Paul didn’t need the money he got as a columnist. He wanted the column, and freed up staff and some of his own time to produce it every week, because it suggested he was something more than a mere senator. The blog was a signal, a burden that he took on to display his own ability. His books (bits of which have also been plagiarized), his speeches (ditto), and his columns conferred a measure of prestige. It is not necessary to write books, give talks, or have a column in a national newspaper in order to be a senator. But it can help define you if your ambitions do not end in the Russell Senate Office Building.
We voters respond to signals, because we understand and admire the sacrifices made to be able to show them. Senators are busy, which makes all this libertarian thinking and researching and writing extra impressive. In a statement published in Politico, Paul’s office offered a standard explanation: The senator has a lot on his plate, and this was an organizational slip-up.
“Sen. Paul also relies on a large number of staff and advisers to provide supporting facts and anecdotes—some of which were not clearly sourced or vetted properly,” Paul senior adviser Doug Stafford said in a statement. “Footnotes presenting supporting facts were not always used.”

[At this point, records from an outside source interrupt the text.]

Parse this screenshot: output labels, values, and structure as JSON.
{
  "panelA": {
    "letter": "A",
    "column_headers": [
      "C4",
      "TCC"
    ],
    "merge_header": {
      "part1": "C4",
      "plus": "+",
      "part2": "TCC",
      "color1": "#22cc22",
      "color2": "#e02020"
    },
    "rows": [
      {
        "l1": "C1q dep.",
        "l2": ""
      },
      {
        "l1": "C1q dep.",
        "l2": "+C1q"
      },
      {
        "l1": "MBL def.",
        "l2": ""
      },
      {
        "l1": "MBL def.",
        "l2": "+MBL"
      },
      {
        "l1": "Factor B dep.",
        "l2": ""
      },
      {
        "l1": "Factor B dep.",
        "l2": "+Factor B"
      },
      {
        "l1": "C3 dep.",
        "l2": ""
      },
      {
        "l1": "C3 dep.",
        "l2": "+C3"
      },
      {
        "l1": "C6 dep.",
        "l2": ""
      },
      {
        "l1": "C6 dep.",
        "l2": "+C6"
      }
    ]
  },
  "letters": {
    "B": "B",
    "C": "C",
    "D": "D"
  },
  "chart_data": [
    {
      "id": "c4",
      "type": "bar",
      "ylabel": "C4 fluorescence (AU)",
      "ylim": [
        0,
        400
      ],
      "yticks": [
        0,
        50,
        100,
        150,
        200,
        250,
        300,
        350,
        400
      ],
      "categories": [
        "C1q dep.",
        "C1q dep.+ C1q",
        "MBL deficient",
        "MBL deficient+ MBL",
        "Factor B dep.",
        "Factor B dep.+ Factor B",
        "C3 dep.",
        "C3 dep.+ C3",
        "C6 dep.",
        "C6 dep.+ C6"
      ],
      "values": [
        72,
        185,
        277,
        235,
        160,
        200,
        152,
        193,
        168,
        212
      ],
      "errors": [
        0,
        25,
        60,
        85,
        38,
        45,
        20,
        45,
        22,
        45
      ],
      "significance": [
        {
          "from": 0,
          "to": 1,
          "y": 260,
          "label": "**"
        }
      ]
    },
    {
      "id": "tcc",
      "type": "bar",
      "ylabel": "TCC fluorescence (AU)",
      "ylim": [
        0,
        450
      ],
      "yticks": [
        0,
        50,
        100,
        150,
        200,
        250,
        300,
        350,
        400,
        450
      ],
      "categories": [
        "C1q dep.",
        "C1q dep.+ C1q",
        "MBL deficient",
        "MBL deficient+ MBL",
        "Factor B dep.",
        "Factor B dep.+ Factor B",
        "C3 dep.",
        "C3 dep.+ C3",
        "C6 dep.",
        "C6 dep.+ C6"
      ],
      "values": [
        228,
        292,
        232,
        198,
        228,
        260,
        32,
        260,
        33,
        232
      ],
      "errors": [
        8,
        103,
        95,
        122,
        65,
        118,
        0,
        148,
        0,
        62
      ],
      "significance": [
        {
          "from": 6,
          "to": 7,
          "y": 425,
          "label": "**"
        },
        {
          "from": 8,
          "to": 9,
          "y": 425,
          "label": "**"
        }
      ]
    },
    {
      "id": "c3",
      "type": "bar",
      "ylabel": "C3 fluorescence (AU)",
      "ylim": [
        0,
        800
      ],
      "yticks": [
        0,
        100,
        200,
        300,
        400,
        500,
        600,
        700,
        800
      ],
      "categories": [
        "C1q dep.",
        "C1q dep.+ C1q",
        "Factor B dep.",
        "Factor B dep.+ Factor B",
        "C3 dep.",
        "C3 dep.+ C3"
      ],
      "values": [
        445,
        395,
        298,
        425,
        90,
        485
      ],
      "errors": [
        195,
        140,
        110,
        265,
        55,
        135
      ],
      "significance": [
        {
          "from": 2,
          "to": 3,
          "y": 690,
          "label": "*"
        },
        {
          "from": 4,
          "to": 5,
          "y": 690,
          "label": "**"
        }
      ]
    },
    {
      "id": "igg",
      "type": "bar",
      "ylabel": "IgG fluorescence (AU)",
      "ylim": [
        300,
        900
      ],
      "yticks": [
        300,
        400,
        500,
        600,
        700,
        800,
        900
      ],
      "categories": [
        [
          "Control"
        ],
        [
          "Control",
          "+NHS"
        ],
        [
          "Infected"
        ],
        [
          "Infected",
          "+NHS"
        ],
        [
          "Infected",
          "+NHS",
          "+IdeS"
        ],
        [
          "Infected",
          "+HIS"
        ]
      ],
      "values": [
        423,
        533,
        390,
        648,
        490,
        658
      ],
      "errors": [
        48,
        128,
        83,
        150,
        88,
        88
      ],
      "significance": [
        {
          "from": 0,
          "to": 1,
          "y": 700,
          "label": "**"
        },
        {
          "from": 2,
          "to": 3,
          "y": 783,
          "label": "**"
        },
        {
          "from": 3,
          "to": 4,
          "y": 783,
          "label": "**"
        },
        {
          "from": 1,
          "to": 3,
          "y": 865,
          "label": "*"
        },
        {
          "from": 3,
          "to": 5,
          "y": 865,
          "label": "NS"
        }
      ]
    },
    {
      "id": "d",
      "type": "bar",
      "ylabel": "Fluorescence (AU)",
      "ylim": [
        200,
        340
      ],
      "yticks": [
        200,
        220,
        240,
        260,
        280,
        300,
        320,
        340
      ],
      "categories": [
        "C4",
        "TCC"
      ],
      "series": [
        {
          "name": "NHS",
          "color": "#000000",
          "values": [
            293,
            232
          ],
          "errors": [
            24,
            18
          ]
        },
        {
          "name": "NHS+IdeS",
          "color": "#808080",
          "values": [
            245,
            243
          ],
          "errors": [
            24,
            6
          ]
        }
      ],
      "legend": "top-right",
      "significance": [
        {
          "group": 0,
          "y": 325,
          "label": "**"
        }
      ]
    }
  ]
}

Paul’s a busy guy. But that was precisely the point. A column takes time to research and reflect, which is exactly why the senator wanted to be seen pulling one off every week. He’s in the same position as Fareed Zakaria, who last year was found to have plagiarized one of his online columns from a New Yorker piece. Not because they both perhaps unintentionally stole someone else’s work, but because they were both too busy to be columnists in the first place. Zakaria, who made his name as an academic, wanted to continue to be seen as a serious, thoughtful person after he became a television host.

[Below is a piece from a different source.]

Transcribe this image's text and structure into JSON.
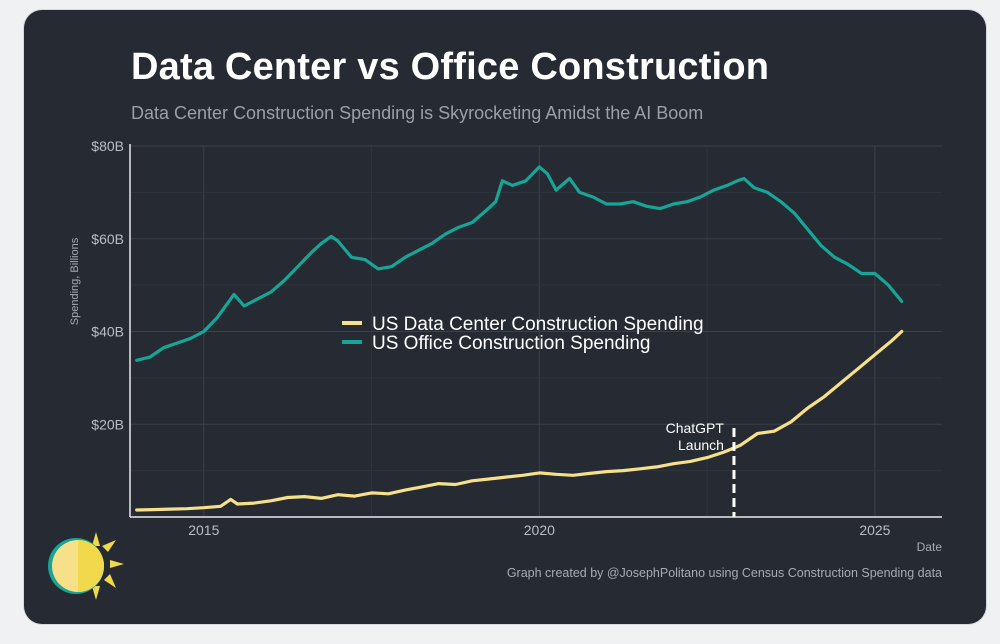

Zakaria’s apology seemed abject and genuine, and he was cleared of any other plagiarism. Paul has promised to reform the way his office collects and annotates research. Both are guilty of the same thing. They wanted us to see them as something more than they were, a host and a senator. That they were too busy to be less sloppy doesn’t explain the problem. It is the heart of the problem: Plagiarism, ultimately, is about wanting to be something you are not.